In sessions in early 1978, this stellar group — Robert Byrd, Doyle Lawson, James Bailey, and Spider Gilliam, aided by recording engineer Bill McElroy — laid down 14 tracks for the County label.  They were recorded right in the U.S. Capitol.  In October, the new release was presented with much fanfare at Discount Records near Dupont Circle in northwest Washington, DC.

This year, County went back to the original masters and digitally re-released the recordings as a compact disc (County CD-2743), illustrated with photographs from the Folklife Center’s collection.  Advance copies of the new CD were sent to the senator’s office as his health was failing and, as chance would have it, the re-release of “U.S. Senator Robert Byrd: Mountain Fiddler” coincided with Sen. Byrd’s passing.

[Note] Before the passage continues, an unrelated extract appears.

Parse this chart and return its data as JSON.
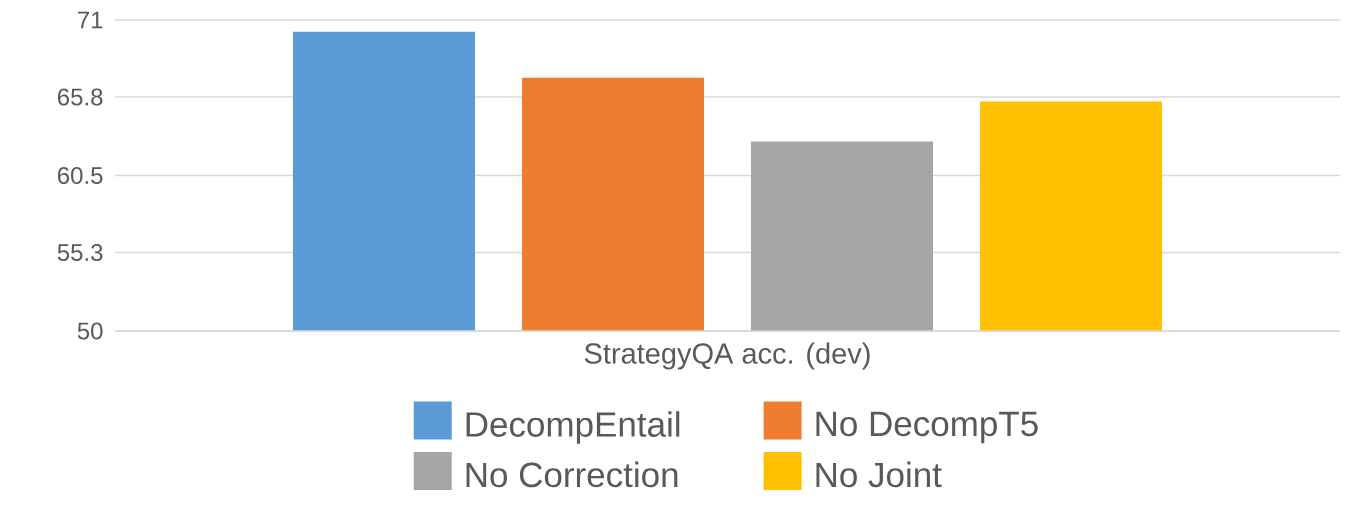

Listening to the recordings today, I join many in a feeling of real loss.  But at the same time the music brings back a smile — especially when I hear the great politician sing, “I’ve gambled down in Washington, I’ve gambled over in Spain, now I’m down in Georgia to gamble my last game.”

Comments (2)

  1. I’m originally from Preston County, West Virginia, and though I don’t remember any more of the song whose words you quoted (“I’ve gambled down in Washington…”), when I saw the words I was immediately able to pick up the tune and knew with each word what was coming next. Is that an old Mountain song? If so, it seems as though I’ve called it back to mind after all these years (I’m 69).

    Like Bobby Byrd, I’ve been away from the hills for a long time, but I’ll die a West Virginian, just as he did.

  2. Nice to hear from Christiana Mollin. I am no expert on song history but I know that “I Am a Roving Gambler” has a broad reach in American music. The music writer Wayne Erbsen identifies the first U.S. commercial recording as that of Samantha Bumgarner (from North Carolina) in 1924. Many other artists, mostly from the South, have also recorded the song. Erbsen connects the lyrics back to English broadsides that carried titles like “The Journeyman” and “The Roving Journeyman.” Many Web sites provide lyrics.